Seule, sans repères, sans maîtriser la langue, elle devient une proie facile pour les témoins de Jéhovah et entraîne toute sa famille dans cette spirale idéologique.
À des années de distance, nous vivons aussi le jour des noces d’une des filles qui tente de renouer avec son frère qui lui, s’est libéré de ce joug.
Scénographiquement superbe, la mise en scène de Fabrice Murgia est faite de petites touches, d’aller-retour, d’impressions, de suggestions, de perceptions, d’émotions et d’images fortes.
Surprenants, poignants, captivants, déroutants, Les enfants de Jéhovah méritent plus d’un qualificatif.
Et s’il fallait ne lui en donner qu’un ?
Avec parcimonie, il faudrait opter pour le mot trop.
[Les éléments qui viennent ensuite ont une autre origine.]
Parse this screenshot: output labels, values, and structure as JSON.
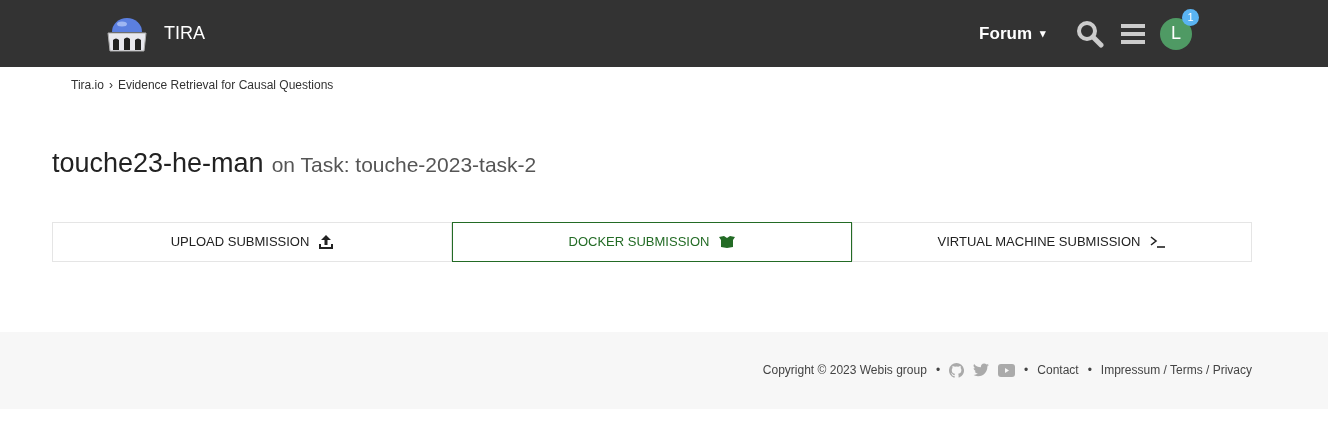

Spectacle de tous les excès, de tous les paradoxes, Fabrice Murgia nous égare dans la linéarité, nous voile les comédiens derrière un écran de toile (celui de la pudeur, des regrets, de la honte ?), nous floute légèrement les menaçants extraits de films de propagande aux musiques tonitruantes, nous surprend avec le témoignage très actuel d’un enfant plutôt décomplexé, nous enfume dans les volutes de souvenirs où l’âme se livre, se révèle ou se dénude.
Au final, on se réveille d’un voyage entre cauchemar doucereux, onirisme et poésie, tout à la fois surpris, étonnés, ravis, mais frustrés. Avec au cœur comme l’impression d’être passés à deux doigts …, d’avoir effleuré, quelque chose et de l’avoir vu partir … en fumée.